Más allá de los procesos, hechos y miradas que se dan en otros grupos, es obvio que los gitanos son un grupo complejo, lleno de tópicos cuando se miran desde la distancia, y con múltiples matices en una mirada cercana. En definitiva, son un grupo escurridizo para el investigador. Por ello, es patente que gran parte de la dinámica interna del grupo está permanentemente escondida y a su vez una porción de lo que muestran es una estrategia —a su vez— de ocultamiento y miradas en escorzo.

Años de marginación han moldeado esta actitud, pero también siglos de indefinición. Hay casos en que contraponer gitano y payo, como grupos diferentes, es francamente difícil; de hecho, el gitano andaluz de los enclaves rurales ha sido, hasta los años cuarenta, un andaluz más, ya que no han existido elementos exógenos (visibles y constatables) que los diferenciaran del resto.

Por otro lado, la marginación es moneda corriente en el Estado español desde, cuando menos, los Reyes Católicos, y no sólo sobre los gitanos (aunque con ellos se diera de manera especial y continuada).

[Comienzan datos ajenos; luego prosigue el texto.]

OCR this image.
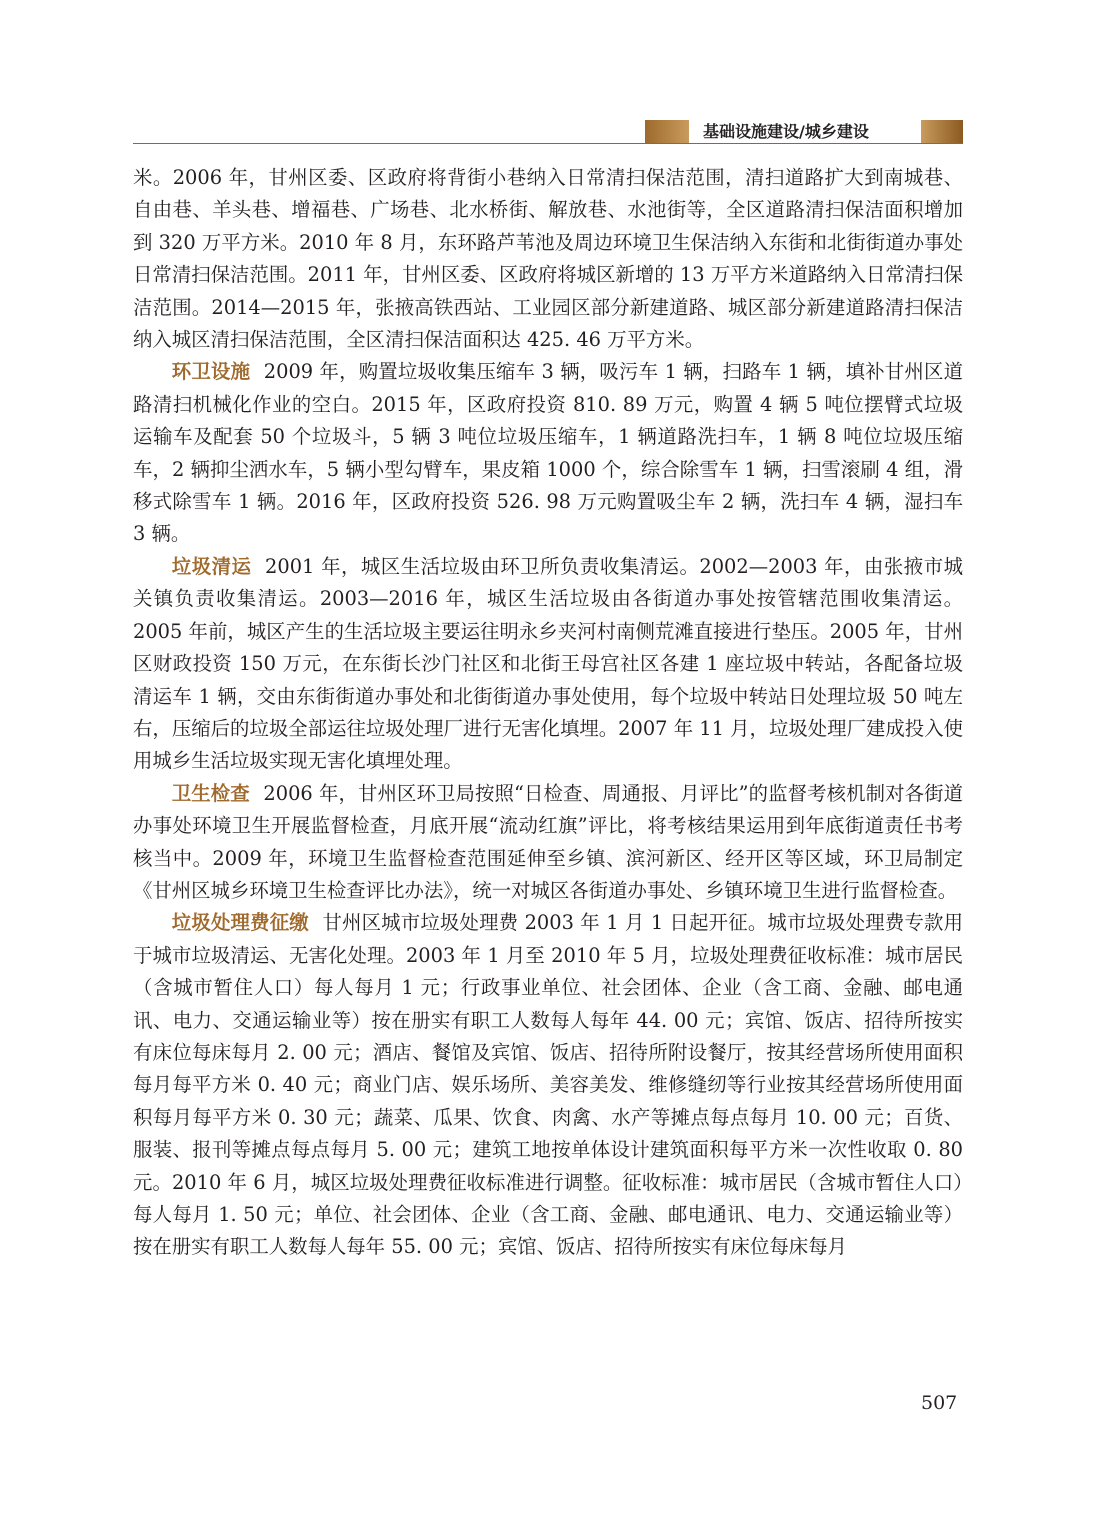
基础设施建设/城乡建设

米。2006 年，甘州区委、区政府将背街小巷纳入日常清扫保洁范围，清扫道路扩大到南城巷、自由巷、羊头巷、增福巷、广场巷、北水桥街、解放巷、水池街等，全区道路清扫保洁面积增加到 320 万平方米。2010 年 8 月，东环路芦苇池及周边环境卫生保洁纳入东街和北街街道办事处日常清扫保洁范围。2011 年，甘州区委、区政府将城区新增的 13 万平方米道路纳入日常清扫保洁范围。2014—2015 年，张掖高铁西站、工业园区部分新建道路、城区部分新建道路清扫保洁纳入城区清扫保洁范围，全区清扫保洁面积达 425. 46 万平方米。

环卫设施 2009 年，购置垃圾收集压缩车 3 辆，吸污车 1 辆，扫路车 1 辆，填补甘州区道路清扫机械化作业的空白。2015 年，区政府投资 810. 89 万元，购置 4 辆 5 吨位摆臂式垃圾运输车及配套 50 个垃圾斗，5 辆 3 吨位垃圾压缩车，1 辆道路洗扫车，1 辆 8 吨位垃圾压缩车，2 辆抑尘洒水车，5 辆小型勾臂车，果皮箱 1000 个，综合除雪车 1 辆，扫雪滚刷 4 组，滑移式除雪车 1 辆。2016 年，区政府投资 526. 98 万元购置吸尘车 2 辆，洗扫车 4 辆，湿扫车 3 辆。

垃圾清运 2001 年，城区生活垃圾由环卫所负责收集清运。2002—2003 年，由张掖市城关镇负责收集清运。2003—2016 年，城区生活垃圾由各街道办事处按管辖范围收集清运。2005 年前，城区产生的生活垃圾主要运往明永乡夹河村南侧荒滩直接进行垫压。2005 年，甘州区财政投资 150 万元，在东街长沙门社区和北街王母宫社区各建 1 座垃圾中转站，各配备垃圾清运车 1 辆，交由东街街道办事处和北街街道办事处使用，每个垃圾中转站日处理垃圾 50 吨左右，压缩后的垃圾全部运往垃圾处理厂进行无害化填埋。2007 年 11 月，垃圾处理厂建成投入使用城乡生活垃圾实现无害化填埋处理。

卫生检查 2006 年，甘州区环卫局按照“日检查、周通报、月评比”的监督考核机制对各街道办事处环境卫生开展监督检查，月底开展“流动红旗”评比，将考核结果运用到年底街道责任书考核当中。2009 年，环境卫生监督检查范围延伸至乡镇、滨河新区、经开区等区域，环卫局制定《甘州区城乡环境卫生检查评比办法》，统一对城区各街道办事处、乡镇环境卫生进行监督检查。

垃圾处理费征缴 甘州区城市垃圾处理费 2003 年 1 月 1 日起开征。城市垃圾处理费专款用于城市垃圾清运、无害化处理。2003 年 1 月至 2010 年 5 月，垃圾处理费征收标准：城市居民（含城市暂住人口）每人每月 1 元；行政事业单位、社会团体、企业（含工商、金融、邮电通讯、电力、交通运输业等）按在册实有职工人数每人每年 44. 00 元；宾馆、饭店、招待所按实有床位每床每月 2. 00 元；酒店、餐馆及宾馆、饭店、招待所附设餐厅，按其经营场所使用面积每月每平方米 0. 40 元；商业门店、娱乐场所、美容美发、维修缝纫等行业按其经营场所使用面积每月每平方米 0. 30 元；蔬菜、瓜果、饮食、肉禽、水产等摊点每点每月 10. 00 元；百货、服装、报刊等摊点每点每月 5. 00 元；建筑工地按单体设计建筑面积每平方米一次性收取 0. 80 元。2010 年 6 月，城区垃圾处理费征收标准进行调整。征收标准：城市居民（含城市暂住人口）每人每月 1. 50 元；单位、社会团体、企业（含工商、金融、邮电通讯、电力、交通运输业等）按在册实有职工人数每人每年 55. 00 元；宾馆、饭店、招待所按实有床位每床每月

507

Así, pues, el concepto de payo, que «tradicionalmente» utilizan los gitanos, tiene más de metáfora que de concreción en la realidad. De hecho, el uso extensivo de payo a todo aquel que no es gitano es reciente, y ellos mismos reconocen que «no todos los payos son iguales». Consecuentemente, el payo es metáfora de un grupo que les ha perseguido y marginado, pero nunca como una negación de la no-gitaneidad.

Es obvio que el gitano ha existido «desde siempre», al menos desde el momento en que reconocemos un Estado español. El problema es que hemos reconocido al gitano como portador de marginación y lo asociamos directamente a ello. Es decir, los gitanos son construidos como grupo diferenciado desde la aparición del Estado moderno, y con el hecho de fantasmear con ellos, los convertimos en lo que se pretende. Este proceso, estudiado ya por Michel Foucault, es prototípico del control y poder del Estado contemporáneo y, en el caso de los gitanos, es inicio de un largo devenir hacia el racismo, la marginación y la pobreza.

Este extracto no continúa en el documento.